Entretanto, preocupou-se sobremaneira na noite em que ela, voltando da faculdade de veterinária, fora atacada por um maluco. Felizmente nada de muito grave ocorrera, salvo que o agressor a mordera no pescoço. Quando o plantonista a medicou, determinando que a jovem permanecesse em observação até o dia seguinte, padre Mariano permaneceu durante todo o tempo ao seu lado, zelando  pela amada em seu leito.
Depois disso, Eulália não foi mais a mesma. Dormia mal, aparecia com olheiras, reclamava constantemente de cansaço e fraqueza extremos. Procurou Mariano na paróquia diversas vezes, alegando ter pesadelos recorrentes e pavorosos, onde um homem de terríveis olhos abrasadores a visitava em seu quarto quase todas as noites. Cada vez que tinha esse sonho, ela amanhecia pior. Padre Mariano rezava com ela e por ela, mas achava que tudo aquilo fosse sobrecarga de tensão emocional pelo ocorrido. Era um bom padre, mas, na época, faltava-lhe experiência sobre estes assuntos obscuros.

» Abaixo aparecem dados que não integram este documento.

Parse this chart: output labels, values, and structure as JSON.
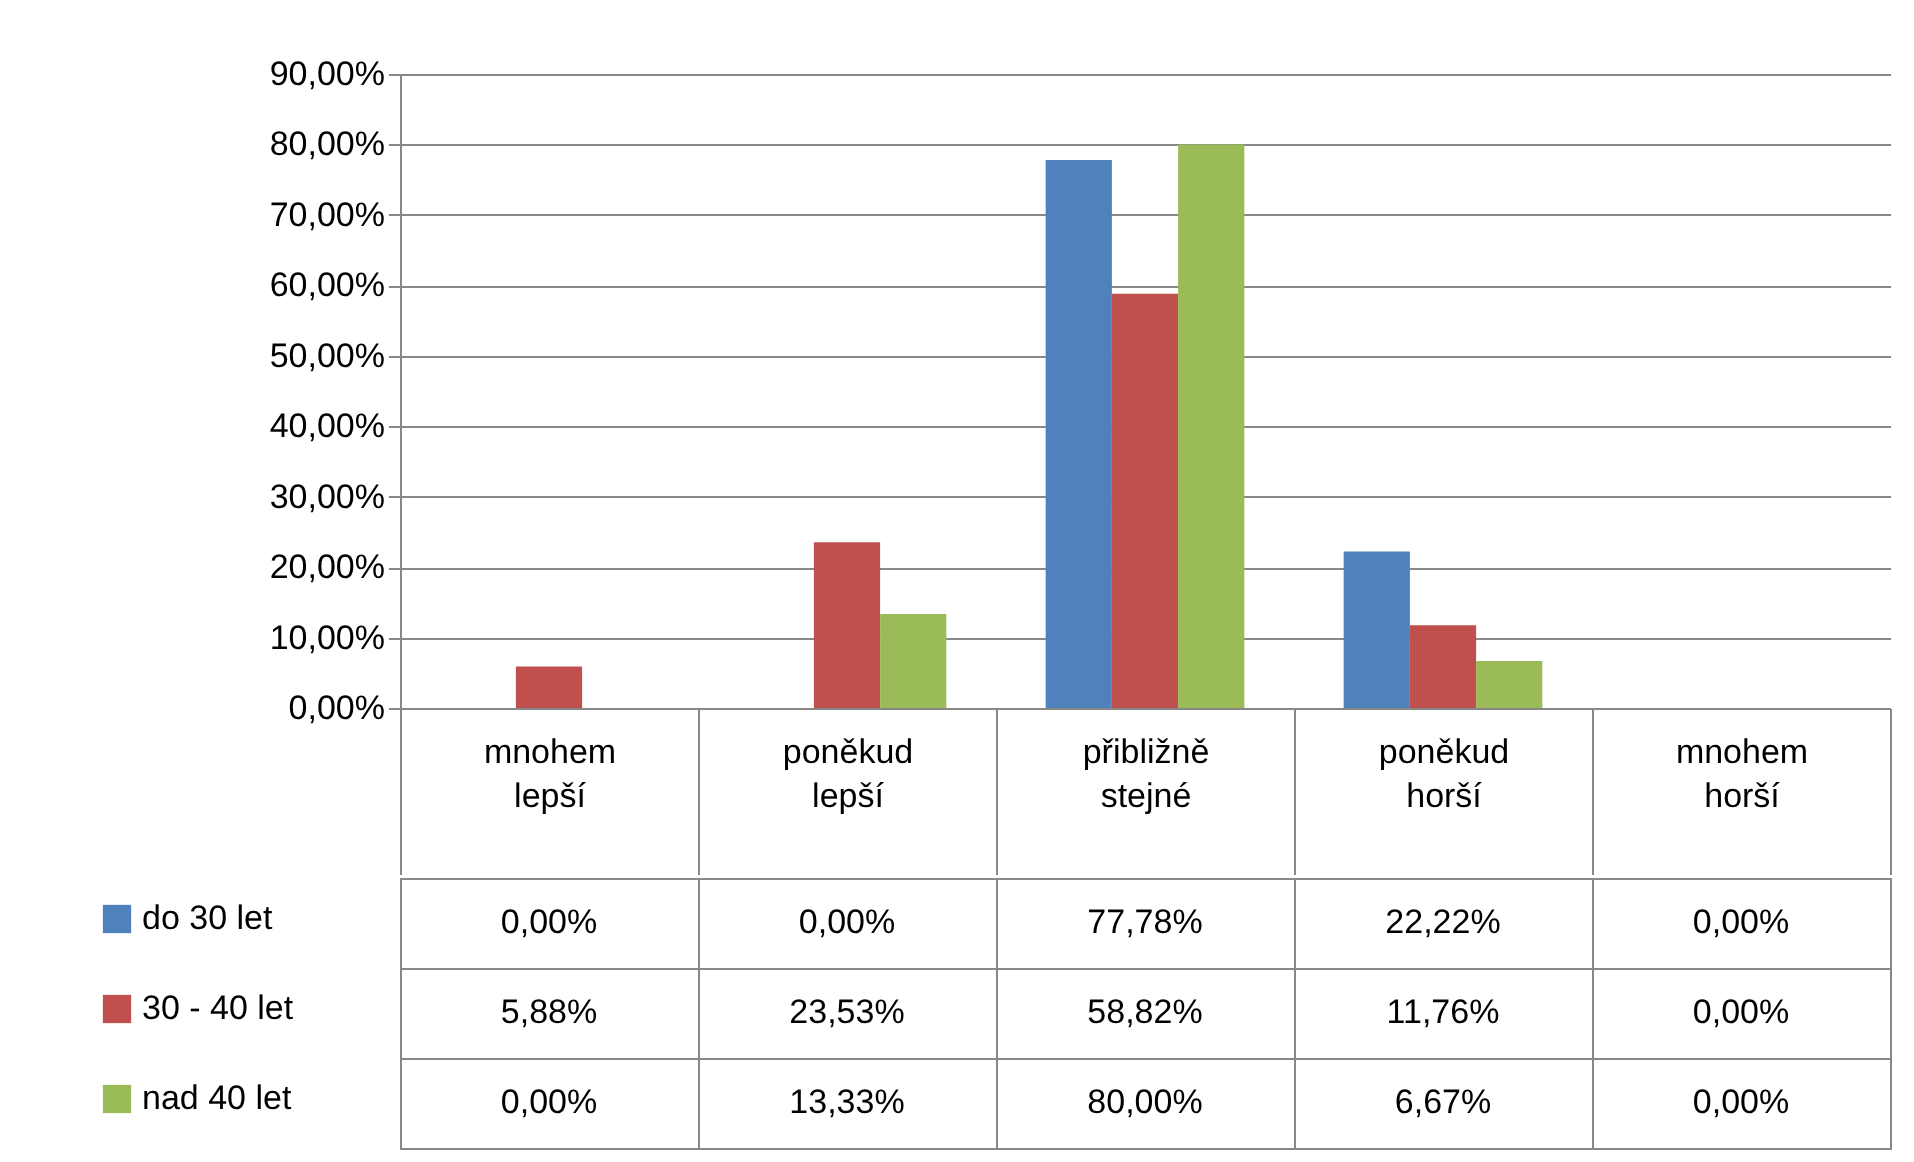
{
  "chart_data": {
    "type": "bar",
    "categories": [
      "mnohem lepší",
      "poněkud lepší",
      "přibližně stejné",
      "poněkud horší",
      "mnohem horší"
    ],
    "series": [
      {
        "name": "do 30 let",
        "color": "#4f81bd",
        "values": [
          0,
          0,
          77.78,
          22.22,
          0
        ],
        "value_labels": [
          "0,00%",
          "0,00%",
          "77,78%",
          "22,22%",
          "0,00%"
        ]
      },
      {
        "name": "30 - 40 let",
        "color": "#c0504d",
        "values": [
          5.88,
          23.53,
          58.82,
          11.76,
          0
        ],
        "value_labels": [
          "5,88%",
          "23,53%",
          "58,82%",
          "11,76%",
          "0,00%"
        ]
      },
      {
        "name": "nad 40 let",
        "color": "#9bbb59",
        "values": [
          0,
          13.33,
          80,
          6.67,
          0
        ],
        "value_labels": [
          "0,00%",
          "13,33%",
          "80,00%",
          "6,67%",
          "0,00%"
        ]
      }
    ],
    "ylim": [
      0,
      90
    ],
    "yticks": [
      {
        "value": 0,
        "label": "0,00%"
      },
      {
        "value": 10,
        "label": "10,00%"
      },
      {
        "value": 20,
        "label": "20,00%"
      },
      {
        "value": 30,
        "label": "30,00%"
      },
      {
        "value": 40,
        "label": "40,00%"
      },
      {
        "value": 50,
        "label": "50,00%"
      },
      {
        "value": 60,
        "label": "60,00%"
      },
      {
        "value": 70,
        "label": "70,00%"
      },
      {
        "value": 80,
        "label": "80,00%"
      },
      {
        "value": 90,
        "label": "90,00%"
      }
    ],
    "grid": "y",
    "legend": "bottom left"
  }
}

Eulália piorou e os médicos nunca descobriram a causa. Acreditavam ser um quadro grave e inédito de anemia, o qual não puderam reverter. E assim, ela partiu.
Baqueado pela morte da jovem, padre Mariano compareceu ao velório para ajudar o pároco, padre Ezequiel, que ia ministrar as exéquias, ou seja, os ritos e as orações próprias para recomendar o corpo a Deus. Reverendo Ezequiel era um velho e sábio sacerdote, o qual já vira muita coisa nesse mundo. Coisas de deixar qualquer um de cabelo em pé. Notara a marca de mordida no pescoço da menina e desconfiara a causa da morte. Esclareceu tudo a padre Mariano, mostrou-lhe livros antigos, explicou-lhe todo o procedimento. Afirmou que Mariano era quem devia fazer, porque ele amava a moça.
Agora ele estava ali pouco antes do amanhecer. Invadira o cemitério e arrombara o mausoléu. Fizera as orações apropriadas. Tentava criar coragem. Precisava fazer aquilo, ou Eulália não teria descanso. Para que ela se salvasse, ele teria de cruzar o Inferno. Lágrimas escorriam por seu rosto jovem e barbeado. Inclinando-se, beijou de leve os lábios frios da morta, balbuciando:
- Eu te amo, Eulália.
E com a marreta golpeou a estaca vigorosamente, perfurando o coração da vampira.
Dois gritos assustadores ecoaram na tumba: o da alma que era liberta da maldição, e o outro, da alma que ficava nesse mundo, dilacerada por todo o sempre.